The Agency’s work revolves around creating a balance between economic activities and environmental protection.
One of the key themes covered is the management of Pesticides and Toxic Substances (PTS) including Ozone Depleting Substances (ODS).
While chemicalusage is a beneficial and necessary practice by farmers and other industry players alike, their negative effects on the environment and human health are equally severe depending on usage. Both agro and industrial chemicals are naturally toxic and can gradually accumulate, sediment and be transported long distances unknowingly.
Besides direct ingestion of chemical polluted products, humans and animals can get affected by chemical residues that get emitted into the environment; for example, chemicals that flow into water bodies near agricultural and industrial sites.
According to the World Health Organisation (WHO), hundreds of thousands of people annually die from unintentional poisoning due to excessive exposure and inappropriate use of toxic chemicals.
In the wake of the reported outbreak of Fall Army Worms in various parts of the country, it is anticipated that farmers have intensified usage of various pesticides to save their crops from damage from the said pests.
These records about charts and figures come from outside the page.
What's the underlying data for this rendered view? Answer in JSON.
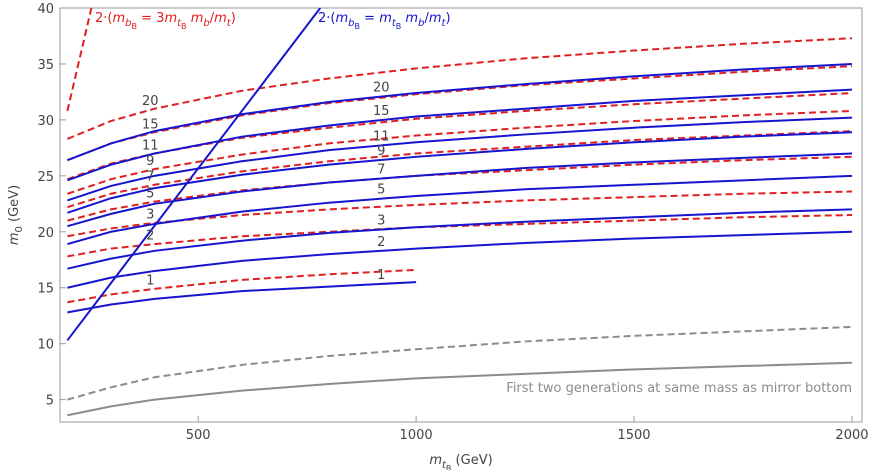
{
  "chart_data": {
    "type": "line",
    "x": [
      200,
      300,
      400,
      600,
      800,
      1000,
      1250,
      1500,
      1750,
      2000
    ],
    "xlim": [
      183,
      2023
    ],
    "ylim": [
      3,
      40
    ],
    "xticks": [
      500,
      1000,
      1500,
      2000
    ],
    "yticks": [
      5,
      10,
      15,
      20,
      25,
      30,
      35,
      40
    ],
    "xlabel": [
      [
        "m",
        "i"
      ],
      [
        "t",
        "s"
      ],
      [
        "B",
        "ss"
      ],
      [
        " (GeV)",
        "n"
      ]
    ],
    "ylabel": [
      [
        "m",
        "i"
      ],
      [
        "0",
        "s0"
      ],
      [
        " (GeV)",
        "n"
      ]
    ],
    "annotations": [
      {
        "color": "#e02020",
        "text": [
          [
            "2·(",
            "n"
          ],
          [
            "m",
            "i"
          ],
          [
            "b",
            "s"
          ],
          [
            "B",
            "ss"
          ],
          [
            " = 3",
            "n"
          ],
          [
            "m",
            "i"
          ],
          [
            "t",
            "s"
          ],
          [
            "B",
            "ss"
          ],
          [
            " ",
            "n"
          ],
          [
            "m",
            "i"
          ],
          [
            "b",
            "s"
          ],
          [
            "/",
            "n"
          ],
          [
            "m",
            "i"
          ],
          [
            "t",
            "s"
          ],
          [
            ")",
            "n"
          ]
        ]
      },
      {
        "color": "#1515d0",
        "text": [
          [
            "2·(",
            "n"
          ],
          [
            "m",
            "i"
          ],
          [
            "b",
            "s"
          ],
          [
            "B",
            "ss"
          ],
          [
            " = ",
            "n"
          ],
          [
            "m",
            "i"
          ],
          [
            "t",
            "s"
          ],
          [
            "B",
            "ss"
          ],
          [
            " ",
            "n"
          ],
          [
            "m",
            "i"
          ],
          [
            "b",
            "s"
          ],
          [
            "/",
            "n"
          ],
          [
            "m",
            "i"
          ],
          [
            "t",
            "s"
          ],
          [
            ")",
            "n"
          ]
        ]
      },
      {
        "color": "#8c8c8c",
        "text": [
          [
            "First two generations at same mass as mirror bottom",
            "n"
          ]
        ]
      }
    ],
    "series": [
      {
        "name": "20",
        "color": "#e02020",
        "dash": true,
        "values": [
          28.3,
          29.9,
          31.0,
          32.6,
          33.7,
          34.6,
          35.5,
          36.2,
          36.8,
          37.3
        ]
      },
      {
        "name": "15",
        "color": "#e02020",
        "dash": true,
        "values": [
          26.4,
          27.9,
          28.9,
          30.4,
          31.5,
          32.3,
          33.1,
          33.7,
          34.3,
          34.8
        ]
      },
      {
        "name": "11",
        "color": "#e02020",
        "dash": true,
        "values": [
          24.7,
          26.1,
          27.0,
          28.4,
          29.3,
          30.1,
          30.8,
          31.4,
          31.9,
          32.4
        ]
      },
      {
        "name": "9",
        "color": "#e02020",
        "dash": true,
        "values": [
          23.4,
          24.7,
          25.6,
          26.9,
          27.9,
          28.6,
          29.3,
          29.9,
          30.4,
          30.8
        ]
      },
      {
        "name": "7",
        "color": "#e02020",
        "dash": true,
        "values": [
          22.2,
          23.4,
          24.2,
          25.4,
          26.3,
          27.0,
          27.6,
          28.2,
          28.6,
          29.0
        ]
      },
      {
        "name": "5",
        "color": "#e02020",
        "dash": true,
        "values": [
          21.0,
          22.0,
          22.7,
          23.7,
          24.4,
          25.0,
          25.5,
          26.0,
          26.4,
          26.7
        ]
      },
      {
        "name": "3",
        "color": "#e02020",
        "dash": true,
        "values": [
          19.6,
          20.3,
          20.8,
          21.5,
          22.0,
          22.4,
          22.8,
          23.1,
          23.4,
          23.6
        ]
      },
      {
        "name": "2",
        "color": "#e02020",
        "dash": true,
        "values": [
          17.8,
          18.5,
          18.9,
          19.6,
          20.0,
          20.4,
          20.7,
          21.0,
          21.3,
          21.5
        ]
      },
      {
        "name": "1",
        "color": "#e02020",
        "dash": true,
        "values": [
          13.7,
          14.4,
          14.9,
          15.7,
          16.2,
          16.6,
          null,
          null,
          null,
          null
        ]
      },
      {
        "name": "20",
        "color": "#1515d0",
        "values": [
          26.4,
          27.9,
          29.0,
          30.5,
          31.6,
          32.4,
          33.2,
          33.9,
          34.5,
          35.0
        ]
      },
      {
        "name": "15",
        "color": "#1515d0",
        "values": [
          24.6,
          26.0,
          27.0,
          28.5,
          29.5,
          30.3,
          31.0,
          31.7,
          32.2,
          32.7
        ]
      },
      {
        "name": "11",
        "color": "#1515d0",
        "values": [
          22.8,
          24.1,
          25.0,
          26.3,
          27.3,
          28.0,
          28.7,
          29.3,
          29.8,
          30.2
        ]
      },
      {
        "name": "9",
        "color": "#1515d0",
        "values": [
          21.7,
          23.0,
          23.9,
          25.1,
          26.0,
          26.7,
          27.4,
          28.0,
          28.5,
          28.9
        ]
      },
      {
        "name": "7",
        "color": "#1515d0",
        "values": [
          20.5,
          21.6,
          22.5,
          23.6,
          24.4,
          25.0,
          25.7,
          26.2,
          26.6,
          27.0
        ]
      },
      {
        "name": "5",
        "color": "#1515d0",
        "values": [
          18.9,
          20.0,
          20.7,
          21.8,
          22.6,
          23.2,
          23.8,
          24.2,
          24.6,
          25.0
        ]
      },
      {
        "name": "3",
        "color": "#1515d0",
        "values": [
          16.7,
          17.6,
          18.3,
          19.2,
          19.9,
          20.4,
          20.9,
          21.3,
          21.7,
          22.0
        ]
      },
      {
        "name": "2",
        "color": "#1515d0",
        "values": [
          15.0,
          15.9,
          16.5,
          17.4,
          18.0,
          18.5,
          19.0,
          19.4,
          19.7,
          20.0
        ]
      },
      {
        "name": "1",
        "color": "#1515d0",
        "values": [
          12.8,
          13.5,
          14.0,
          14.7,
          15.1,
          15.5,
          null,
          null,
          null,
          null
        ]
      },
      {
        "color": "#8c8c8c",
        "dash": true,
        "values": [
          5.0,
          6.1,
          7.0,
          8.1,
          8.9,
          9.5,
          10.2,
          10.7,
          11.1,
          11.5
        ]
      },
      {
        "color": "#8c8c8c",
        "values": [
          3.6,
          4.4,
          5.0,
          5.8,
          6.4,
          6.9,
          7.3,
          7.7,
          8.0,
          8.3
        ]
      },
      {
        "color": "#1515d0",
        "x": [
          200,
          780
        ],
        "values": [
          10.3,
          40
        ]
      },
      {
        "color": "#e02020",
        "dash": true,
        "x": [
          200,
          255
        ],
        "values": [
          30.8,
          40
        ]
      }
    ]
  }
}
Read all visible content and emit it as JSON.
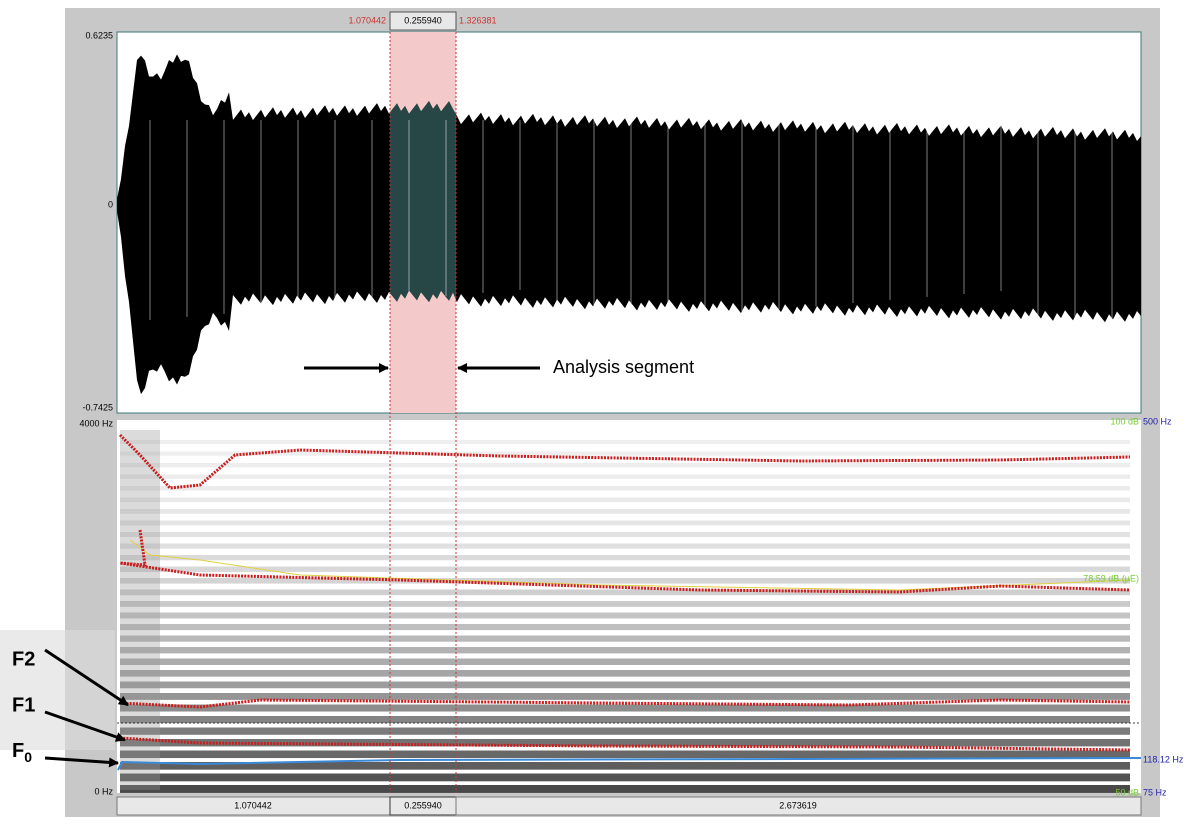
{
  "selection_bar": {
    "start": "1.070442",
    "duration": "0.255940",
    "end": "1.326381"
  },
  "waveform": {
    "max": "0.6235",
    "zero": "0",
    "min": "-0.7425"
  },
  "spectrogram": {
    "top_freq": "4000 Hz",
    "bottom_freq": "0 Hz",
    "right_labels": {
      "intensity_max": "100 dB",
      "pitch_max": "500 Hz",
      "intensity_value": "78.59 dB (µE)",
      "pitch_value": "118.12 Hz",
      "intensity_min": "50 dB",
      "pitch_min": "75 Hz"
    }
  },
  "time_bar": {
    "before": "1.070442",
    "selection": "0.255940",
    "after": "2.673619"
  },
  "annotations": {
    "segment": "Analysis segment",
    "f2": "F2",
    "f1": "F1",
    "f0": {
      "base": "F",
      "subscript": "0"
    }
  }
}
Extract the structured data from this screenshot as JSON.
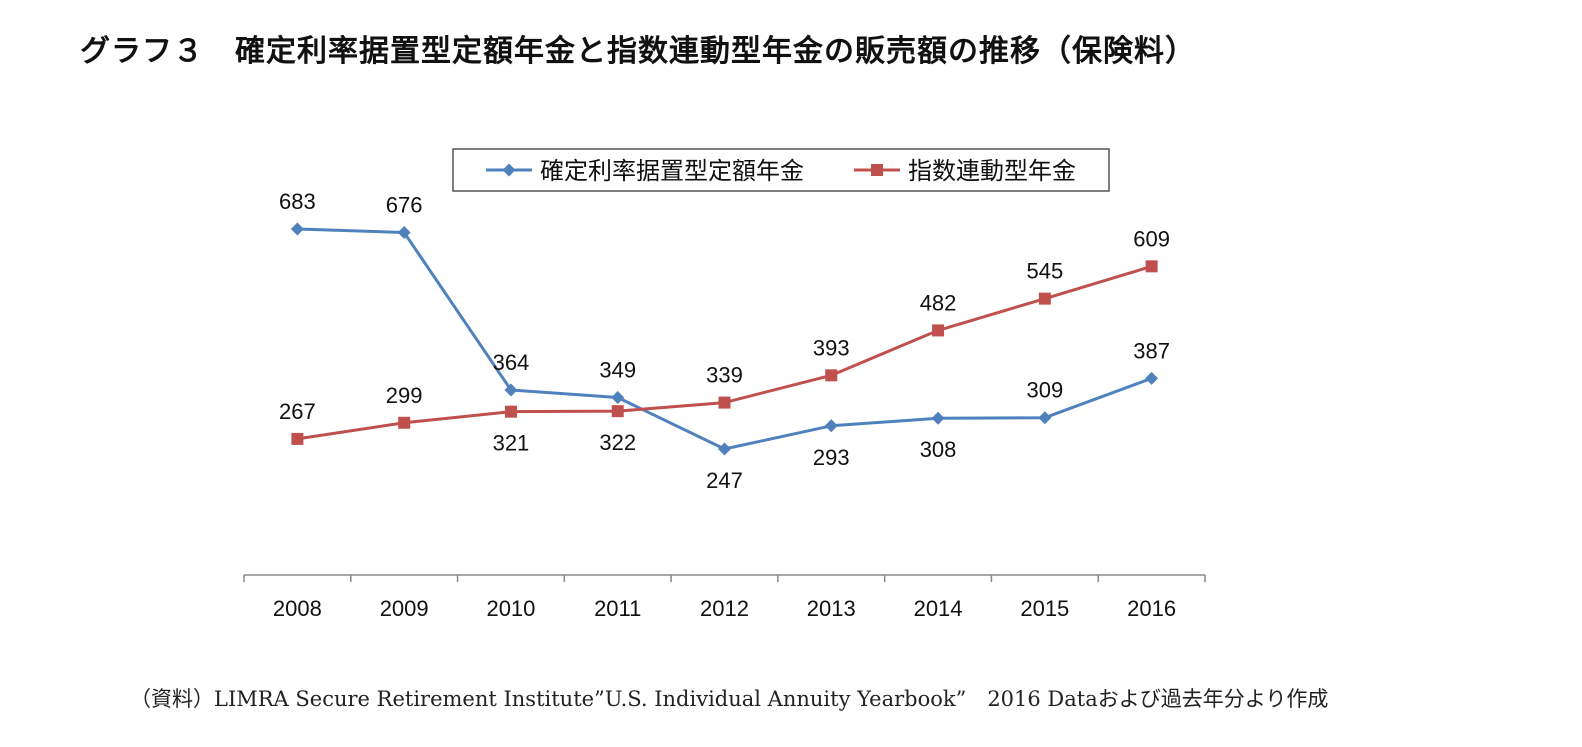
{
  "title": "グラフ３　確定利率据置型定額年金と指数連動型年金の販売額の推移（保険料）",
  "source_note": "（資料）LIMRA Secure Retirement Institute”U.S. Individual Annuity Yearbook”　2016 Dataおよび過去年分より作成",
  "chart_data": {
    "type": "line",
    "categories": [
      "2008",
      "2009",
      "2010",
      "2011",
      "2012",
      "2013",
      "2014",
      "2015",
      "2016"
    ],
    "series": [
      {
        "name": "確定利率据置型定額年金",
        "values": [
          683,
          676,
          364,
          349,
          247,
          293,
          308,
          309,
          387
        ],
        "color": "#4F81BD",
        "marker": "diamond",
        "label_position": [
          "above",
          "above",
          "above",
          "above",
          "below",
          "below",
          "below",
          "above",
          "above"
        ]
      },
      {
        "name": "指数連動型年金",
        "values": [
          267,
          299,
          321,
          322,
          339,
          393,
          482,
          545,
          609
        ],
        "color": "#C0504D",
        "marker": "square",
        "label_position": [
          "above",
          "above",
          "below",
          "below",
          "above",
          "above",
          "above",
          "above",
          "above"
        ]
      }
    ],
    "ylim": [
      0,
      800
    ],
    "y_axis_visible": false,
    "grid": false,
    "legend_position": "top"
  }
}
This comes with a high risk of chemical pollution in various dimensions. This risk increases with reported and observed increased rainfall activities causing flash floods. It is for this reason mitigatory measures are always emphasized at all levels.
Some of the mitigation measures include precision application to ensure chemicals are applied on the actual target and helps to reduce the amount of chemicals applied;recovery and treatment of contaminated runoff with installation of wetland stripes suitable to clean up runoff and water drainage; reinforcing education of chemical users and the public in general about chemical hazards; and thorough toxicity testing and proper registration and management of chemicals and formulations.
Some safety tips when handling chemicals to avoid environmental pollution include;
• Storing of pesticides in properly labelled containers in a concrete shed, impervious to liquids, free from cracks and smooth to facilitate cleaning;
• Storing ppesticides separately, according to their use such as herbicides and insecticides;
• Storing pesticides in a location away from homes, highly populated areas, drinking water sources, and areas liable to flooding; and
• Providing personnel involved in the storage of pesticides with acid or chemical resistant clothing with buttons to the neck, Polyvinyl Chloride (PVC) Gloves, Polyvinyl (PVC) aprons, rubber boots, respirator canisters with filters specific for dust, mist, fumes, gases and vapours, Face shields and any other appropriate Personal Protective Equipment (PPE).
While safety measures reduce the risk of contamination, another school of thought points to permanent sustainable solutions—a complete transformation to sustainable and ecologically friendly production, which include key principles such as minimal use of agrochemicals, building and maintaining healthy soils; and promoting biodiversity.
It is worth noting that ZEMA regulates the entire chemical cycle from manufacturing or importation to disposal.
According to section 66 of the Environmental Management Act (EMA) Number 12 of 2011, ZEMA is mandated with the responsibility to, among other things, control the importation, exportation, manufacturing, storage, distribution, sale, use, packaging, transportation, disposal and advertising of Pesticides and Toxic Substances (PTS).